Em nenhuma cena o diálogo surge como elemento preponderante. É sempre um detalhe, um elemento integrante da parte sonora que atua na composição das sucessivas cenas. Um ritmo leve, vivaz, compassado em diversos trechos com efeitos burlescos, vai do começo ao fim sem a menor dissonância. Destarte, a eficiência da atuação dos intérpretes perde muito de sua importância como fator preponderante para que se alcance o resultado previsto. Basta um bom tipo caricato, uma posição ridícula, uma situação engraçada. "Les Vacances de M. Hulot" satisfaz plenamente quanto a êsse ponto com uma excelente galeria de figuras: aquela típica "miss" inglesa, apaixonada pelo tenis e que procura flertar com Hulot; o estranho casal de velhos, naquele seu constante e silencioso perambular, o marido sempre, alguns passos atraz, a observar atentamente tudo que ocorre; o garçon e o dono do hotel, também extremamente silenciosos, cujas preocupações e desconfianças são apenas moduladas por um mover de olhos; o velho militar aposentado, excessivamente palrador, e que a tôdas as atividades em conjunto procura dar um cunho de manobras; o sul-americano que passa os dias a bebericar ou a jogar cartas; e, finalmente, êsse extraordinário M. Hulot, que não fala mais de dez palavras durante o desenrolar do filme, que anda quase que em passo de ballet e cuja movimentação ininterrupta vem perturbar a tediosa calma dos hóspedes do balneário.

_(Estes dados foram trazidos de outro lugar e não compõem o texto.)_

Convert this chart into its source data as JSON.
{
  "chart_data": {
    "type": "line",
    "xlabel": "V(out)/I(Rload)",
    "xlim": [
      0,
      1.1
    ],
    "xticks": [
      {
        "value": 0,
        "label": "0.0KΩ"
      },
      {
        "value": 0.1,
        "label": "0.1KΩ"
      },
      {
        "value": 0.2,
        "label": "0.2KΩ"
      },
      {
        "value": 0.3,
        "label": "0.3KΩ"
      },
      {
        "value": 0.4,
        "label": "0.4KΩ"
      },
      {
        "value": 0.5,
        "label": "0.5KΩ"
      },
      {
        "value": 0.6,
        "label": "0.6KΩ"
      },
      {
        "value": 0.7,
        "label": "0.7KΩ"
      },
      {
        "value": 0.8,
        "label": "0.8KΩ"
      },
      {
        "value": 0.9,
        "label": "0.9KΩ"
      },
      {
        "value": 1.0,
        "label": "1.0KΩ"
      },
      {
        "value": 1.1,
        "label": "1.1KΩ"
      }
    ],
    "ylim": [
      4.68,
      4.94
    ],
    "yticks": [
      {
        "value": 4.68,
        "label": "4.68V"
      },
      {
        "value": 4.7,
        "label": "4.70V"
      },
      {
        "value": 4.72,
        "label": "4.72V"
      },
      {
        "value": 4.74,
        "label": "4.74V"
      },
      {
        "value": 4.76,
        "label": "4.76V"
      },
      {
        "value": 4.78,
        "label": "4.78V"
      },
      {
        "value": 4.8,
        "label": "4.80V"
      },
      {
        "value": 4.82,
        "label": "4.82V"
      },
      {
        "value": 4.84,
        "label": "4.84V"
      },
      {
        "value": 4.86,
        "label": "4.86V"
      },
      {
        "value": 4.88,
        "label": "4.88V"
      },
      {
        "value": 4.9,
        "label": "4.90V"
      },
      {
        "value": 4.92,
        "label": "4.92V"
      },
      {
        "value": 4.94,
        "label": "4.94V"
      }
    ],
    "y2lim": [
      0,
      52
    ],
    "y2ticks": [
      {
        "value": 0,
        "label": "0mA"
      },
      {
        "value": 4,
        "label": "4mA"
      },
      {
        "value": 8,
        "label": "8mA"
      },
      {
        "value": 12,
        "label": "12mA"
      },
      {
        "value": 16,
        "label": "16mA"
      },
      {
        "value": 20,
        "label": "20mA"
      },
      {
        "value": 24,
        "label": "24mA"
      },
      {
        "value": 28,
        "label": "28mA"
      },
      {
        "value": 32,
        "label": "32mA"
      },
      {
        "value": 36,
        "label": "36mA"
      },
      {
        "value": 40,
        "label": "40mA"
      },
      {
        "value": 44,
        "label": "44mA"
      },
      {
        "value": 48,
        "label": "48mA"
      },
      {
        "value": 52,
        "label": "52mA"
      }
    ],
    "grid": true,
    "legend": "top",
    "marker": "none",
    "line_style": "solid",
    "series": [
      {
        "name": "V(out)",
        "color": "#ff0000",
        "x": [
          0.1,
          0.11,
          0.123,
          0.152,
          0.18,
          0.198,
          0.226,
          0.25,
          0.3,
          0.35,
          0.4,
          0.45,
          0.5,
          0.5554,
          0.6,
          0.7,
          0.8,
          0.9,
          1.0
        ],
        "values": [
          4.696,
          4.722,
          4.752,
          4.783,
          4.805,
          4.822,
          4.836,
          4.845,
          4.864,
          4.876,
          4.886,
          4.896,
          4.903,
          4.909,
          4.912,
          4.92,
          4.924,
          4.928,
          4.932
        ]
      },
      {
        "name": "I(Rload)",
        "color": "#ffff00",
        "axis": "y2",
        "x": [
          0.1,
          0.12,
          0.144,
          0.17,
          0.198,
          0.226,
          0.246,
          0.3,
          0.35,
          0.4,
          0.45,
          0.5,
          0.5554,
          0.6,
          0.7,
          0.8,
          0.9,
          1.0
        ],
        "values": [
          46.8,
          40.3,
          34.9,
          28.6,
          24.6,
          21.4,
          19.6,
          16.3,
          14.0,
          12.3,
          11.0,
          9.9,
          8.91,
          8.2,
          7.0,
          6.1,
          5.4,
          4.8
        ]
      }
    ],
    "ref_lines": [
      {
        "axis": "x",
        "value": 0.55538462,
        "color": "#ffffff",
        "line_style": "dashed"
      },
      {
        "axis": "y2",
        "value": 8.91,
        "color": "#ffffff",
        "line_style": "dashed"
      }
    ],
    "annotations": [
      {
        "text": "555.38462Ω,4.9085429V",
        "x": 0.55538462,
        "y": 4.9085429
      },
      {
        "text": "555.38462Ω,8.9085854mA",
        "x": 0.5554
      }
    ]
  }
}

Uma série de situações originais, de preciosos achados cômicos, revigoram permanentemente a vivacidade da sátira. Logo de inicio, temos a cena da estação, quando um alto-falante mal sincronizado desorienta o grupo de pessoas que espera o trem, fazendo que troquem de plataforma a todo instante. Deve ser também lembrada a sucessão de malentendidos na praia, quando o hóspede que tirava fotografias da família recebe um pontapé de Hulot, que julgava, pela posição, estivesse a observar sua partenaire a trocar de roupa na cabina. O dono do hotel a investigar, pelas pegadas, quem lhe sujava o assoalho, a ginástica, o jôgo de tenis, a féerie dos fogos e, finalmente, duas sequências antológicas: a homérica viagem de Hulot, com seu desconjuntado e bizarro automóvel e a cena do entêrro, à qual o protagonista vai ter por acaso e lá desencadeia uma sucessão de quiproquós, fazendo assim que a solenidade termine com os participantes às gargalhadas.

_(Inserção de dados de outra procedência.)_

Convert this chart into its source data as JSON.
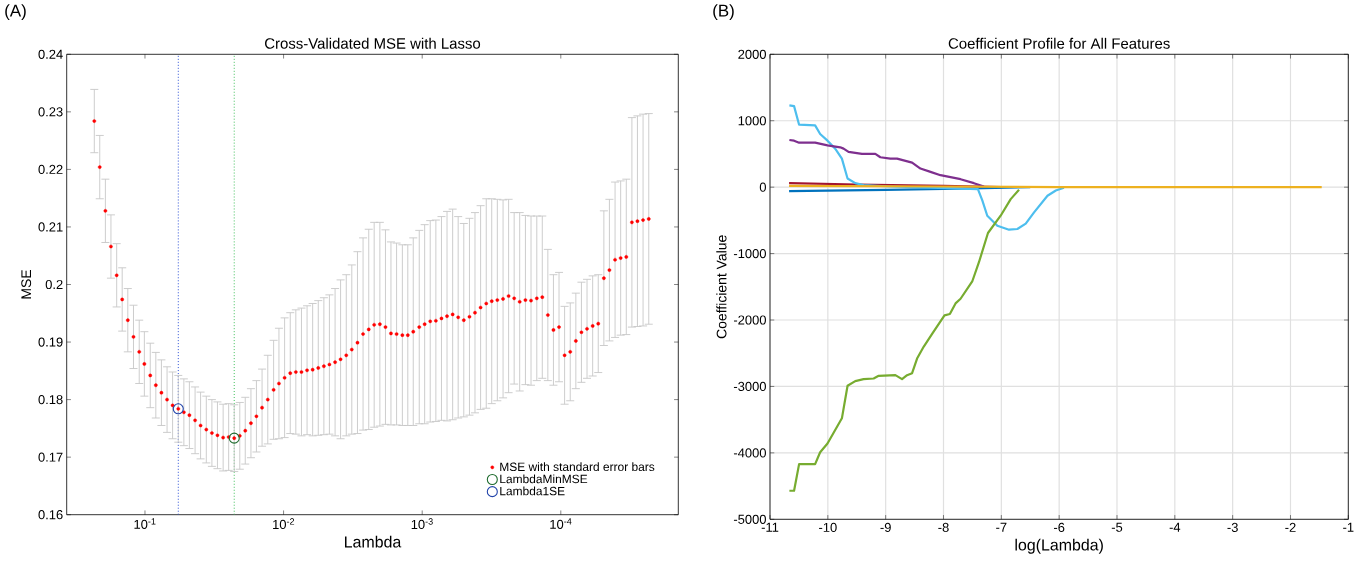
{
  "chart_data": [
    {
      "type": "scatter",
      "title": "Cross-Validated MSE with Lasso",
      "xlabel": "Lambda",
      "ylabel": "MSE",
      "annotations": [
        "(A)"
      ],
      "log": "x",
      "xlim": [
        0.367,
        1.42e-05
      ],
      "ylim": [
        0.16,
        0.24
      ],
      "xticks": [
        {
          "value": 0.1,
          "label": "10$^{-1}$"
        },
        {
          "value": 0.01,
          "label": "10$^{-2}$"
        },
        {
          "value": 0.001,
          "label": "10$^{-3}$"
        },
        {
          "value": 0.0001,
          "label": "10$^{-4}$"
        }
      ],
      "yticks": [
        0.16,
        0.17,
        0.18,
        0.19,
        0.2,
        0.21,
        0.22,
        0.23,
        0.24
      ],
      "legend": "bottom right",
      "marker": "circle",
      "ref_lines": [
        {
          "axis": "x",
          "value": 0.0575,
          "color": "#2b4fd6",
          "line_style": "dotted"
        },
        {
          "axis": "x",
          "value": 0.0227,
          "color": "#3fbf5a",
          "line_style": "dotted"
        }
      ],
      "series": [
        {
          "name": "MSE with standard error bars",
          "color": "#ff0000",
          "x": [
            0.232,
            0.212,
            0.193,
            0.176,
            0.16,
            0.146,
            0.133,
            0.121,
            0.11,
            0.101,
            0.0916,
            0.0835,
            0.0761,
            0.0693,
            0.0632,
            0.0575,
            0.0524,
            0.0478,
            0.0435,
            0.0397,
            0.0361,
            0.0329,
            0.03,
            0.0273,
            0.0249,
            0.0227,
            0.0207,
            0.0189,
            0.0172,
            0.0157,
            0.0143,
            0.013,
            0.0118,
            0.0108,
            0.00983,
            0.00895,
            0.00816,
            0.00743,
            0.00677,
            0.00617,
            0.00562,
            0.00512,
            0.00467,
            0.00425,
            0.00388,
            0.00353,
            0.00322,
            0.00293,
            0.00267,
            0.00243,
            0.00222,
            0.00202,
            0.00184,
            0.00168,
            0.00153,
            0.00139,
            0.00127,
            0.00116,
            0.00105,
            0.00096,
            0.000875,
            0.000797,
            0.000726,
            0.000662,
            0.000603,
            0.00055,
            0.000501,
            0.000456,
            0.000416,
            0.000379,
            0.000345,
            0.000315,
            0.000287,
            0.000261,
            0.000238,
            0.000217,
            0.000198,
            0.00018,
            0.000164,
            0.000149,
            0.000136,
            0.000124,
            0.000113,
            0.000103,
            9.39e-05,
            8.55e-05,
            7.79e-05,
            7.1e-05,
            6.47e-05,
            5.89e-05,
            5.37e-05,
            4.89e-05,
            4.46e-05,
            4.06e-05,
            3.7e-05,
            3.37e-05,
            3.07e-05,
            2.8e-05,
            2.55e-05,
            2.32e-05
          ],
          "values": [
            0.2284,
            0.2204,
            0.2128,
            0.2066,
            0.2016,
            0.1974,
            0.1938,
            0.1909,
            0.1883,
            0.1862,
            0.1842,
            0.1825,
            0.1812,
            0.18,
            0.179,
            0.1784,
            0.1778,
            0.1773,
            0.1764,
            0.1755,
            0.1748,
            0.1742,
            0.1738,
            0.1734,
            0.1735,
            0.1733,
            0.1737,
            0.1746,
            0.1759,
            0.1771,
            0.1786,
            0.18,
            0.1817,
            0.1828,
            0.1838,
            0.1846,
            0.1848,
            0.1848,
            0.1851,
            0.1852,
            0.1855,
            0.1858,
            0.1861,
            0.1865,
            0.187,
            0.1877,
            0.1887,
            0.1899,
            0.1914,
            0.1922,
            0.193,
            0.1931,
            0.1926,
            0.1915,
            0.1914,
            0.1912,
            0.1912,
            0.1918,
            0.1926,
            0.1931,
            0.1936,
            0.1937,
            0.1941,
            0.1945,
            0.1948,
            0.1943,
            0.1938,
            0.1944,
            0.1951,
            0.196,
            0.1967,
            0.1971,
            0.1973,
            0.1975,
            0.198,
            0.1976,
            0.197,
            0.1973,
            0.1972,
            0.1976,
            0.1978,
            0.1947,
            0.1921,
            0.1926,
            0.1877,
            0.1883,
            0.1902,
            0.1917,
            0.1923,
            0.1928,
            0.1932,
            0.2011,
            0.2025,
            0.2043,
            0.2046,
            0.2048,
            0.2108,
            0.211,
            0.2112,
            0.2114
          ],
          "errors": [
            0.0055,
            0.0055,
            0.0055,
            0.0055,
            0.0055,
            0.0055,
            0.0055,
            0.0055,
            0.0055,
            0.0056,
            0.0056,
            0.0057,
            0.0057,
            0.0057,
            0.0058,
            0.0058,
            0.0058,
            0.0058,
            0.0058,
            0.0058,
            0.0058,
            0.0058,
            0.0058,
            0.0058,
            0.0058,
            0.0058,
            0.0058,
            0.0058,
            0.006,
            0.0062,
            0.0067,
            0.0077,
            0.0086,
            0.0096,
            0.0104,
            0.0105,
            0.0108,
            0.0111,
            0.0112,
            0.0115,
            0.0117,
            0.0119,
            0.0121,
            0.0128,
            0.0138,
            0.014,
            0.0147,
            0.0158,
            0.0167,
            0.0174,
            0.0178,
            0.0177,
            0.0169,
            0.0159,
            0.0158,
            0.0157,
            0.0157,
            0.0163,
            0.0168,
            0.0173,
            0.0175,
            0.0175,
            0.0177,
            0.0182,
            0.0183,
            0.0175,
            0.0168,
            0.0171,
            0.0174,
            0.0177,
            0.0182,
            0.0178,
            0.0175,
            0.0172,
            0.0168,
            0.0149,
            0.0155,
            0.0147,
            0.0147,
            0.0143,
            0.0141,
            0.0114,
            0.0096,
            0.0095,
            0.0085,
            0.0085,
            0.0083,
            0.0087,
            0.0086,
            0.0087,
            0.0085,
            0.0117,
            0.0123,
            0.0135,
            0.0134,
            0.0135,
            0.0182,
            0.0183,
            0.0184,
            0.0183
          ]
        },
        {
          "name": "LambdaMinMSE",
          "color": "#1e6b2e",
          "x": [
            0.0227
          ],
          "values": [
            0.1733
          ]
        },
        {
          "name": "Lambda1SE",
          "color": "#2244aa",
          "x": [
            0.0575
          ],
          "values": [
            0.1784
          ]
        }
      ]
    },
    {
      "type": "line",
      "title": "Coefficient Profile for All Features",
      "xlabel": "log(Lambda)",
      "ylabel": "Coefficient Value",
      "annotations": [
        "(B)"
      ],
      "xlim": [
        -11,
        -1
      ],
      "ylim": [
        -5000,
        2000
      ],
      "xticks": [
        -11,
        -10,
        -9,
        -8,
        -7,
        -6,
        -5,
        -4,
        -3,
        -2,
        -1
      ],
      "yticks": [
        -5000,
        -4000,
        -3000,
        -2000,
        -1000,
        0,
        1000,
        2000
      ],
      "grid": true,
      "series": [
        {
          "color": "#a2142f",
          "x": [
            -10.67,
            -9.5,
            -8,
            -7
          ],
          "values": [
            60,
            40,
            20,
            0
          ]
        },
        {
          "color": "#0072bd",
          "x": [
            -10.67,
            -9,
            -7.5,
            -6.5
          ],
          "values": [
            -60,
            -40,
            -20,
            0
          ]
        },
        {
          "color": "#4dbeee",
          "x": [
            -10.665,
            -10.584,
            -10.497,
            -10.22,
            -10.133,
            -10.006,
            -9.873,
            -9.757,
            -9.659,
            -9.526,
            -9.382,
            -8.92,
            -7.405,
            -7.329,
            -7.243,
            -7.069,
            -6.867,
            -6.723,
            -6.578,
            -6.434,
            -6.202,
            -6.058,
            -5.917
          ],
          "values": [
            1230,
            1220,
            940,
            930,
            800,
            700,
            580,
            430,
            130,
            60,
            30,
            10,
            -30,
            -200,
            -430,
            -580,
            -640,
            -630,
            -550,
            -380,
            -130,
            -50,
            -10
          ]
        },
        {
          "color": "#7e2f8e",
          "x": [
            -10.665,
            -10.584,
            -10.497,
            -10.22,
            -10.006,
            -9.786,
            -9.728,
            -9.642,
            -9.41,
            -9.179,
            -9.092,
            -8.919,
            -8.803,
            -8.543,
            -8.399,
            -8.225,
            -8.052,
            -7.879,
            -7.705,
            -7.474,
            -7.301
          ],
          "values": [
            710,
            700,
            670,
            670,
            630,
            600,
            580,
            530,
            500,
            500,
            450,
            430,
            430,
            370,
            280,
            230,
            180,
            150,
            120,
            60,
            10
          ]
        },
        {
          "color": "#77ac30",
          "x": [
            -10.665,
            -10.584,
            -10.497,
            -10.22,
            -10.133,
            -10.006,
            -9.757,
            -9.659,
            -9.526,
            -9.382,
            -9.208,
            -9.121,
            -8.832,
            -8.717,
            -8.63,
            -8.543,
            -8.457,
            -8.341,
            -8.197,
            -7.983,
            -7.89,
            -7.792,
            -7.705,
            -7.503,
            -7.387,
            -7.231,
            -7.012,
            -6.838,
            -6.694
          ],
          "values": [
            -4570,
            -4570,
            -4170,
            -4170,
            -3990,
            -3860,
            -3480,
            -2990,
            -2920,
            -2890,
            -2880,
            -2840,
            -2830,
            -2890,
            -2830,
            -2800,
            -2580,
            -2400,
            -2210,
            -1930,
            -1910,
            -1750,
            -1680,
            -1420,
            -1130,
            -690,
            -430,
            -180,
            -40
          ]
        },
        {
          "color": "#edb120",
          "x": [
            -10.67,
            -8,
            -6,
            -1.46
          ],
          "values": [
            20,
            10,
            0,
            0
          ]
        }
      ]
    }
  ]
}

Mas o filme não permanece somente no terreno da sátira de costumes. Há um sentido ainda mais profundo a ser deduzido: a frivolidade e o tédio da burguesia no mundo atual, um mundo de habitantes cansados, incapacitados para as alegrias mais simples que a vida oferece. Tudo constitui motivo de aborrecimento menos para Hulot e a jovem loura. Exemplo significativo é o baile de máscaras, ao qual apenas os dois e algumas crianças comparecem e cujo ruído incomoda os hóspedes que preferiram ficar jogando cartas ou então a ouvir o rádio. Aliás, é pelo som que se consumam diversos momentos de comicidade, sendo que alguns dos efeitos sublinham quase que tôda a película, como a porta do refeitório, rangendo sempre que alguem a abre, o jazz de Hulot e o rádio do salão.
Quanto a Jacques Tati, não e um intérprete fisionômicamente expressivo, mas sua movimentação e seus gestos conferem ao personagem uma exuberante vivacidade. Sua figura avulta com mais importância no tocante à concepção que possui como realizador, já: que "As Férias de M. Hulot" é um filme admirável, a melhor comédia aqui exibida ultimamente.